“Lak of Stedfastnesse”

Read by Alan Baragona
as edited by Larry Benson
The Riverside Chaucer, Third Edition
Houghton Mifflin
(text reproduced below with permission)

“Lak  of Stedfastnesse” in MP3 format


Balade

Somtyme the world was so stedfast and stable
That mannes word was obligacioun,
And now hit is so fals and deceivable
That word and deed, as in conclusioun,
Ben nothing lyk, for turned up-so-doun
Is al this world for mede and wilfulnesse,
That al is lost for lak of stedfastnesse.

What maketh this world to be so variable
But lust that folk have in dissensioun?
For among us now a man is holde unable,
But if he can by som collusioun
Don his neighbour wrong or oppressioun.
What causeth this but wilful wrecchednesse,
That al is lost, for lak of stedfastnesse?

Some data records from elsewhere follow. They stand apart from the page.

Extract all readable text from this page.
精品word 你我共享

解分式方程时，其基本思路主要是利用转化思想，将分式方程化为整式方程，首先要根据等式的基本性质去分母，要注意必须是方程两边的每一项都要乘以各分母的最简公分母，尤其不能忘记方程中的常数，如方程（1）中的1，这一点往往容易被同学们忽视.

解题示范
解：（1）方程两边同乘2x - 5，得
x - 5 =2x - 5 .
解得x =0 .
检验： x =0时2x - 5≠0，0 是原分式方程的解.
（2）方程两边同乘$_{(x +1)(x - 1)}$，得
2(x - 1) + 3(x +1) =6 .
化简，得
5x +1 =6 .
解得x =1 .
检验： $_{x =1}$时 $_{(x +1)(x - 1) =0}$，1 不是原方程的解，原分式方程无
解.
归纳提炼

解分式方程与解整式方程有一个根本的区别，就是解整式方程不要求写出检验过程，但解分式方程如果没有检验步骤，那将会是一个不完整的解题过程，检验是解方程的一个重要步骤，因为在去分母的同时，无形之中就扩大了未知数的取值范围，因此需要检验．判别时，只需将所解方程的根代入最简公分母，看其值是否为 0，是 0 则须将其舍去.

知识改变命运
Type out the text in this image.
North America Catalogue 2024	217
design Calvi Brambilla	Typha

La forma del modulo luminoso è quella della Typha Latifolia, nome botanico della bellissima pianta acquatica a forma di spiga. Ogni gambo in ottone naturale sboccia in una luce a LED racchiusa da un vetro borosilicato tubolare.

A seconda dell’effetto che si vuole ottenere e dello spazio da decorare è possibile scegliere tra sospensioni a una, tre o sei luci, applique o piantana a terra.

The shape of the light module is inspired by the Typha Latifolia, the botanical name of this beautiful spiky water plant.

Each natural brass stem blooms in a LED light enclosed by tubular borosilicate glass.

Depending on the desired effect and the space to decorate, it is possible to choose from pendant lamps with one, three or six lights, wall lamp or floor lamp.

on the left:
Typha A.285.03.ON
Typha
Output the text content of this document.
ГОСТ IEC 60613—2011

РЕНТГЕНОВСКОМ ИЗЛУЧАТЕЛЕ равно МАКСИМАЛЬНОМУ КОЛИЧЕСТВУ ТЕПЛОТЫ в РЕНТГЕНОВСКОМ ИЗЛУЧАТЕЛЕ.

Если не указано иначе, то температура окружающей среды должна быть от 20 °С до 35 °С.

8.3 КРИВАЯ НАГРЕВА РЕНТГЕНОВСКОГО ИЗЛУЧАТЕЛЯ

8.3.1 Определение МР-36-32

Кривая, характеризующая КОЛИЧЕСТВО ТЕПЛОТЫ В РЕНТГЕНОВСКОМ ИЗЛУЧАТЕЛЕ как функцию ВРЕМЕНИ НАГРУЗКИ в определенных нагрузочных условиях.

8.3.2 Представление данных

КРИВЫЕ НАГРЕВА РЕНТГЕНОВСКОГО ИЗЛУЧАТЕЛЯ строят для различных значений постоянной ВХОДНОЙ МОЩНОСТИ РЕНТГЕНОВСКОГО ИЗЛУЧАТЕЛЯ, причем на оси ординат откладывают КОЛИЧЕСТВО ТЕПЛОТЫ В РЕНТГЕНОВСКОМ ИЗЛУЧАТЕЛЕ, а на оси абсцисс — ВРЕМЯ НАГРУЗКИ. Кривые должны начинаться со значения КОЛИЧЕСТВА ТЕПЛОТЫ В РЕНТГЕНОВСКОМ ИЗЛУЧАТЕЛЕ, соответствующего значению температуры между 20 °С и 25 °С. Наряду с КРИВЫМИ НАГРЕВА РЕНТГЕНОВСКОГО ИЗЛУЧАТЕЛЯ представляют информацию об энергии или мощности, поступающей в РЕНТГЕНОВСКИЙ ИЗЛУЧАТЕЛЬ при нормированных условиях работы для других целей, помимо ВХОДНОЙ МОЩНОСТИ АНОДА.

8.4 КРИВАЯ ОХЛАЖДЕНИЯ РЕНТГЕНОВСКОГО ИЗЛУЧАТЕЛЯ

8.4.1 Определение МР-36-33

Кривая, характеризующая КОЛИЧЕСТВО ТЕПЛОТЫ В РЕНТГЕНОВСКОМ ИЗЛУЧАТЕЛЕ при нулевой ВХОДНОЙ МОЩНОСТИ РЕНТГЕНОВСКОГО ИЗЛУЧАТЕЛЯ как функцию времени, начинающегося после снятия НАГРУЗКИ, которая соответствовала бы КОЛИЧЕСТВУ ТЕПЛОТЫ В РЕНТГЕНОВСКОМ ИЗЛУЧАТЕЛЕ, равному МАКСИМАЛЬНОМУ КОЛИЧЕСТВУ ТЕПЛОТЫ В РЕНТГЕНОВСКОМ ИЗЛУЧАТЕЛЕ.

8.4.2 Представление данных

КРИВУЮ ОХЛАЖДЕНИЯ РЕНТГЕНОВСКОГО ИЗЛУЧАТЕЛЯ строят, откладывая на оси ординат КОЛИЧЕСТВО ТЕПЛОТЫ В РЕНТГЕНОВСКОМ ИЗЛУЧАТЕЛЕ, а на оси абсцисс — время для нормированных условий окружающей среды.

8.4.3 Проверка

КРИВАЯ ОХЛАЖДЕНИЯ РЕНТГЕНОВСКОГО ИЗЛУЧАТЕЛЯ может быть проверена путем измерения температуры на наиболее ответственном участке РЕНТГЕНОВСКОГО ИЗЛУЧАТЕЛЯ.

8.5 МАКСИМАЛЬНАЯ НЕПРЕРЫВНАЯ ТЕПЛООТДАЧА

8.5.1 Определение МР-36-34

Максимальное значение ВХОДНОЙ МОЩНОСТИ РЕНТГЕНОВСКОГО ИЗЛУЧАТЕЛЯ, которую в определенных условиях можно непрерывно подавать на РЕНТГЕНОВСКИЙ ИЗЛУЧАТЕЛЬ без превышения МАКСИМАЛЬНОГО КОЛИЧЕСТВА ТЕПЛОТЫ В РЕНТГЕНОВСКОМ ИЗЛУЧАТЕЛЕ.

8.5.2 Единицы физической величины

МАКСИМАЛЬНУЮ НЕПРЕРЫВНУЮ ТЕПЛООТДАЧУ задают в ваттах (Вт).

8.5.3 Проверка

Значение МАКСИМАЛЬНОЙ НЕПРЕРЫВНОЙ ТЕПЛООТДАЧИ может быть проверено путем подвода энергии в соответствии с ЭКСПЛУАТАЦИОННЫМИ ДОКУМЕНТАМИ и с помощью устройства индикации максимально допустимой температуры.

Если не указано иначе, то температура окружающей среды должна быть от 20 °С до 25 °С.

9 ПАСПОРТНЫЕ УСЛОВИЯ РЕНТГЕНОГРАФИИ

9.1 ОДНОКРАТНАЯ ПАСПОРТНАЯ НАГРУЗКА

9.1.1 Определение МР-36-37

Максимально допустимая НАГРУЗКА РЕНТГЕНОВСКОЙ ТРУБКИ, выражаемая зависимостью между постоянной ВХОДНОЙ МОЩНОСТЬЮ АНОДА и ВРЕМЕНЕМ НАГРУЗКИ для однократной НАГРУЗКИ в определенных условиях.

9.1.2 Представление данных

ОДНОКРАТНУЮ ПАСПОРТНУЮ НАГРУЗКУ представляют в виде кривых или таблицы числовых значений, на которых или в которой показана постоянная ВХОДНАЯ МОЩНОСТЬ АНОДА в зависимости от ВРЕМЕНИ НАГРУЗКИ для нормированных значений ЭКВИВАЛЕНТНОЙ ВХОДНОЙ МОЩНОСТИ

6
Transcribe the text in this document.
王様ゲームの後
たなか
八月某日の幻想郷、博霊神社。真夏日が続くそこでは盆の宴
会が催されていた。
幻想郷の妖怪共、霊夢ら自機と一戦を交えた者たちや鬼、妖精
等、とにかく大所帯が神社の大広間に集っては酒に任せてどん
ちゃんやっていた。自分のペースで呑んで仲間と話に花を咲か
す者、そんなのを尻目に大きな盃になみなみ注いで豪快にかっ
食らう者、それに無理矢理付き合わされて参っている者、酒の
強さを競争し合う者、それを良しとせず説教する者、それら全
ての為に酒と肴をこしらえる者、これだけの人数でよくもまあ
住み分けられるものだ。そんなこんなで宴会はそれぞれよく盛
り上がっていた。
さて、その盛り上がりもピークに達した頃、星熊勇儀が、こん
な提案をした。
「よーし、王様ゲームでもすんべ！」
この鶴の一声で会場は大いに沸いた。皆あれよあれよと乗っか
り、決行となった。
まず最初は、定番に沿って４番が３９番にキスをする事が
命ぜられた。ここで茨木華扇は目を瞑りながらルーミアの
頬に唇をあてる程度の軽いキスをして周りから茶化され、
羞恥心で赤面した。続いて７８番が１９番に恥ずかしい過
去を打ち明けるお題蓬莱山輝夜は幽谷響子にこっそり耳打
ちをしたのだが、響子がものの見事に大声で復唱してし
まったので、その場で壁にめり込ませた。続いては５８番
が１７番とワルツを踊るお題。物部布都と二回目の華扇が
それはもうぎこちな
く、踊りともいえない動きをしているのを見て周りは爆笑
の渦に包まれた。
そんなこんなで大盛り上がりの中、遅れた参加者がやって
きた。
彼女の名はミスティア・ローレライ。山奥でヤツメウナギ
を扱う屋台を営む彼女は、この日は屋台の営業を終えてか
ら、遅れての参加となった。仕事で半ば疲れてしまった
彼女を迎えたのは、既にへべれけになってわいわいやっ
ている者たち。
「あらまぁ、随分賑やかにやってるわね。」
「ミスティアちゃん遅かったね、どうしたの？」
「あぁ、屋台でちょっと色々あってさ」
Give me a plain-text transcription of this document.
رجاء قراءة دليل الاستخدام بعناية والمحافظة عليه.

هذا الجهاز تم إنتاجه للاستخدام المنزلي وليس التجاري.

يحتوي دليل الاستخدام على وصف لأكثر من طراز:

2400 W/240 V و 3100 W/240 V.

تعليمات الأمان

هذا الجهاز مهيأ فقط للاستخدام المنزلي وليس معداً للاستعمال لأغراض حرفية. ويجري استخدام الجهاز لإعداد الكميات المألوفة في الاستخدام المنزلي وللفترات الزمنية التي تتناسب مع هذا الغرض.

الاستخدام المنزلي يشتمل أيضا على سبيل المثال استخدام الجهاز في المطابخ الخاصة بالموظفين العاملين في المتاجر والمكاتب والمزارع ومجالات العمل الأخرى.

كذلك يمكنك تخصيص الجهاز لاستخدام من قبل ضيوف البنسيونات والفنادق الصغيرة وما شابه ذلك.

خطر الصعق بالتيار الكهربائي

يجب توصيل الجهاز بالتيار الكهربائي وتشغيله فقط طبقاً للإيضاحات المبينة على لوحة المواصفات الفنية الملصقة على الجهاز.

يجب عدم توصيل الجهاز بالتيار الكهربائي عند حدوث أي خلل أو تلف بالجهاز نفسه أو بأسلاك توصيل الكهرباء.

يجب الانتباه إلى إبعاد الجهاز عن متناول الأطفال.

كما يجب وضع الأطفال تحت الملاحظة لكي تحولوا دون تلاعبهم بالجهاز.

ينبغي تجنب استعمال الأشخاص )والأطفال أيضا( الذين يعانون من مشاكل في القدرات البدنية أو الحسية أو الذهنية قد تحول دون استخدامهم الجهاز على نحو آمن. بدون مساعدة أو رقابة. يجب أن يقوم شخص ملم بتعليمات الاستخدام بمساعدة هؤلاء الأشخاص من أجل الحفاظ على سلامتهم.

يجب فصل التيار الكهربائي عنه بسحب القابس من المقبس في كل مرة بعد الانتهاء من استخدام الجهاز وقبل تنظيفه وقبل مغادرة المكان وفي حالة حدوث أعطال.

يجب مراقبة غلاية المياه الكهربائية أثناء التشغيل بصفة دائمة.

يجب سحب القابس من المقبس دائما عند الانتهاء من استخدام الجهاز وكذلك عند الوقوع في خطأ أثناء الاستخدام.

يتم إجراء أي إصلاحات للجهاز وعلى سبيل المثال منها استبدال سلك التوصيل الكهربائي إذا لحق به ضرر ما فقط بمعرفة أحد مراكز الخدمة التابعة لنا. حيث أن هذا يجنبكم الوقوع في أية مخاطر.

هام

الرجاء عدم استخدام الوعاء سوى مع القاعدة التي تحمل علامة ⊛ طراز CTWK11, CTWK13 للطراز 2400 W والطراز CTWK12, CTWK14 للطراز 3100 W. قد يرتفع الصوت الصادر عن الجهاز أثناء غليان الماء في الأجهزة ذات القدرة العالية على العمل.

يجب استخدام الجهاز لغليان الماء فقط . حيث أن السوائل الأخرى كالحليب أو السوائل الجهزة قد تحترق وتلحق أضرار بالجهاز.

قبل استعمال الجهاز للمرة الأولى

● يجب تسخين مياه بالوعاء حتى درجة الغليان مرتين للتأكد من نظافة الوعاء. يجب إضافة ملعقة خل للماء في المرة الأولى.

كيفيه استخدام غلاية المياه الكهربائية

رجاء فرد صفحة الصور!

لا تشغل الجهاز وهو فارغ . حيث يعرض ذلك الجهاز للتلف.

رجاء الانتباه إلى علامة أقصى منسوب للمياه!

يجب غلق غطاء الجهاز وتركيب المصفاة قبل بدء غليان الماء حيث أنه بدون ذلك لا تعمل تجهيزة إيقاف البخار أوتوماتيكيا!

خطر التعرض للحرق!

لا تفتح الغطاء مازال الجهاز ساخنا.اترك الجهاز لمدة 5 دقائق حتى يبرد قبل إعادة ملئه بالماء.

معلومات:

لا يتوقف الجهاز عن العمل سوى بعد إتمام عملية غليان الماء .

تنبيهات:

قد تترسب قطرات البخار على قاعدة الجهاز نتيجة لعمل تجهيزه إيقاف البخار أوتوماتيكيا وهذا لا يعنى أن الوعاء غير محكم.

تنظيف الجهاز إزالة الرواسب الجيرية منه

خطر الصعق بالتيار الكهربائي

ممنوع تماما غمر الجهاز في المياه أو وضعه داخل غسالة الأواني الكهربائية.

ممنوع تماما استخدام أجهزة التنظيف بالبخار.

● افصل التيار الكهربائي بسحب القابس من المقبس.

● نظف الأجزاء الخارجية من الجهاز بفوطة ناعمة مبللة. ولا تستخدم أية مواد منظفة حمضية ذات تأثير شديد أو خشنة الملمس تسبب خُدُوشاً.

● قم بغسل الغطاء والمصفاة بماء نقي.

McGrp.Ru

Trouthe is put doun, resoun is holden fable,
Vertu hath now no dominacioun;
Pitee exyled, no man is merciable.
Through covetyse is blent discrecioun.
The world hath mad a permutacioun
Fro right to wrong, fro trouthe to fikelnesse,
That al is lost, for lak of stedfastnesse.

Lenvoy to King Richard

O prince, desyre to be honourable,
Cherish thy folk and hate extorcioun.
Suffre nothing that may be reprevable
To thyn estat don in thy regioun.
Shew forth thy swerd of castigacioun,
Dred God, do law, love trouthe and worthinesse,
And wed thy folk agein to stedfastnesse.